According to official data, bank deposits of foreign currencies grew by more than $260 billion from January to May this year. These forced regulators to ease capital controls and change the country's foreign exchange market to ensure the yuan remained stable. The yuan is currently trading at near five-year highs against several of its comparative currencies.

"Strong capital inflows offer a good window for China to carry out capital-account reforms and relax two-way capital flows. I expect further relaxation of capital outflows via investment schemes," analysts at Deutsche Bank AG in Hong Kong said.

The People's Bank of China said commercial lenders now had a record $1.38 trillion in foreign exchange - most of which are held in deposits. Lenders used the money to offer loans to overseas companies. As a result of banks buying local currencies, dollar borrowing costs in China are lower than in the U.S.

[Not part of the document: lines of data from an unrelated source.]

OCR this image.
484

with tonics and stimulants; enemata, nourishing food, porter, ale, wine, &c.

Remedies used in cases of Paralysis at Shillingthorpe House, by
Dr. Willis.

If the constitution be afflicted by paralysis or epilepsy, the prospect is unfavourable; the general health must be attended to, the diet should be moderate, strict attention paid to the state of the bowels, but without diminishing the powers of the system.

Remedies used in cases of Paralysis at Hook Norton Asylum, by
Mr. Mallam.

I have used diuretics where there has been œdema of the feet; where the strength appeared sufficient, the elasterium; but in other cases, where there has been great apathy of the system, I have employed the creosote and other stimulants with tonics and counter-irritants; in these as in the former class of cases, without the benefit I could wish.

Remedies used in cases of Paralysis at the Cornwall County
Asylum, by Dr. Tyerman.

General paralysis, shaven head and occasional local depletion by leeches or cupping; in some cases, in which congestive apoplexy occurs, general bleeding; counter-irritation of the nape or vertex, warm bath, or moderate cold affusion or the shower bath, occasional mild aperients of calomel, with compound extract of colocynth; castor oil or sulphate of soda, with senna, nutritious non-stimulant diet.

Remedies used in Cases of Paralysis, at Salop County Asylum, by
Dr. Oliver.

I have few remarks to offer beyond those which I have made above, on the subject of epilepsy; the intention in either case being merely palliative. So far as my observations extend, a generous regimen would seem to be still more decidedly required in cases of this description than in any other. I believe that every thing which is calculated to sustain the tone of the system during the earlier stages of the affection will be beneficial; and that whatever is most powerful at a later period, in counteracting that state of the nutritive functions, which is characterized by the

The bank said overseas participants bought around $154 billion in onshore bonds over the past year. Meanwhile, local exports rose to record highs as factories returned to full operation while the rest of the world was still under lockdown.

The PBOC said it was taking steps to reduce U.S. dollar liquidity. This includes increasing the quota for investors to buy overseas assets.

"Some may see the foreign-exchange liquidity as a feather in China's cap, and some may worry that the surge is flighty. It's fine when the flows are coming in, but a big problem for financial stability when they try to go the other way," analysts at Oxford University's China Center said.